Thank you, Iona, both for the positive feedback and for taking the time to read my blog. When I wrote that blog, I was actively engaged in and fighting AI on their new policy change. I saw their handiwork first hand…
Materialist secularists tend to argue on the side of sentience, personhood, and choice I think, conventiently sidestepping foetal developement…
Sentience and personhood are two distinct concepts. Unfortunately, the abortion rights propagandists load down words like “sentience” and “consciousness” with so much excess baggage as to make them synonymous with personhood, to the extent that one wonders whether a child under one year old has it.
In forums where such people predominate, I stick to a self-explanatory term I coined myself: “non-oblivion”. Once the state of complete oblivion is past, the developing unborn human is no longer an object but a subject, with its own unique self, its own unique identity. As one bit of layman’s jargon has it, `There is someone home.’

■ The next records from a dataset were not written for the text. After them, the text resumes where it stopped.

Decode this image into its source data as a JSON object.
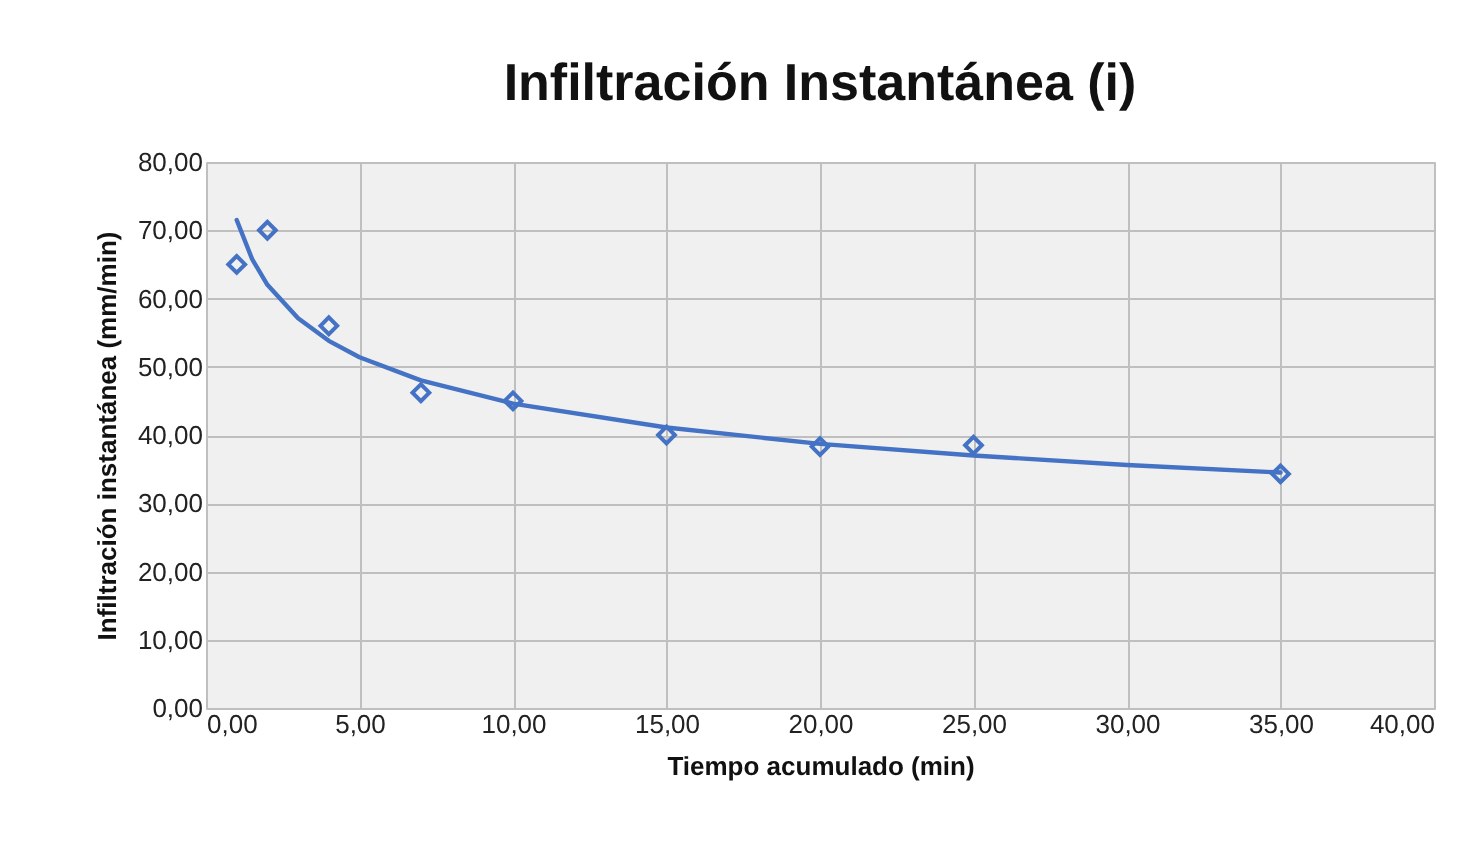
{
  "chart_data": {
    "type": "scatter",
    "title": "Infiltración Instantánea (i)",
    "xlabel": "Tiempo acumulado (min)",
    "ylabel": "Infiltración instantánea (mm/min)",
    "xlim": [
      0,
      40
    ],
    "ylim": [
      0,
      80
    ],
    "xticks": [
      {
        "value": 0,
        "label": "0,00"
      },
      {
        "value": 5,
        "label": "5,00"
      },
      {
        "value": 10,
        "label": "10,00"
      },
      {
        "value": 15,
        "label": "15,00"
      },
      {
        "value": 20,
        "label": "20,00"
      },
      {
        "value": 25,
        "label": "25,00"
      },
      {
        "value": 30,
        "label": "30,00"
      },
      {
        "value": 35,
        "label": "35,00"
      },
      {
        "value": 40,
        "label": "40,00"
      }
    ],
    "yticks": [
      {
        "value": 0,
        "label": "0,00"
      },
      {
        "value": 10,
        "label": "10,00"
      },
      {
        "value": 20,
        "label": "20,00"
      },
      {
        "value": 30,
        "label": "30,00"
      },
      {
        "value": 40,
        "label": "40,00"
      },
      {
        "value": 50,
        "label": "50,00"
      },
      {
        "value": 60,
        "label": "60,00"
      },
      {
        "value": 70,
        "label": "70,00"
      },
      {
        "value": 80,
        "label": "80,00"
      }
    ],
    "grid": true,
    "series": [
      {
        "color": "#4472c4",
        "marker": "diamond",
        "x": [
          1,
          2,
          4,
          7,
          10,
          15,
          20,
          25,
          35
        ],
        "values": [
          65,
          70,
          56,
          46.2,
          45,
          40,
          38.3,
          38.5,
          34.3
        ]
      },
      {
        "type": "line",
        "color": "#4472c4",
        "line_style": "solid",
        "x": [
          1,
          1.5,
          2,
          3,
          4,
          5,
          7,
          10,
          15,
          20,
          25,
          30,
          35
        ],
        "values": [
          71.5,
          65.8,
          62,
          57.1,
          53.8,
          51.4,
          48,
          44.6,
          41.1,
          38.7,
          37,
          35.6,
          34.5
        ]
      }
    ]
  }
}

There was a scientific travesty in JAMA about two or three years ago, in which it was claimed that foetuses could not feel pain until about 26 weeks because there was inadequate connection between the cerebral cortex and the lower brain centers. It was a travesty for three reasons:
1. This is simply a stock claim that had been made decades earlier by abortion rights propagandists without a scintilla of evidence to back it up–and the chief author of that JAMA article was a former employee of an abortion rights organization!
2. In an article chock full of endnotes, there was NO endnote to this claim. Nor could there be one to reputable scientific literature. Any sophisticated mind-body philosopher knows that consciousness is not empirically observable.
3. In JAMA itself, back when it was called the Journal of the American Medical Association, there was a penetrating analysis of the issue of pain in decerebrate infants:
“The Use of Anencephalic Infants as Organ Donor Sources”, D.A. Shewmon, A.M. Capron, W.J. Peacock,, B.L. Schulman, The Journal of the American Medical Association, March 24/31 1989.
The conclusion was that lower brain centers might mediate conscious awareness of pain: the article says
`… it simply begs the question to apply adult-derived neurophysiological principles to this age group in support of the claim that a functioning cortex is necessary for consciousness or pain perception in newborns. … Therefore, both prudence and logical consistency demand that we attribute to anencephalic infants at least as much consciousness and capacity for suffering as we attribute to laboratory animals with even smaller brains, which everyone seems to feel obliged to treat “humanely”.’
As far as I know, the reasoning could apply to normal foetuses as early as 8 weeks post fertilization, at the traditional dividing line between human embryo and human foetus.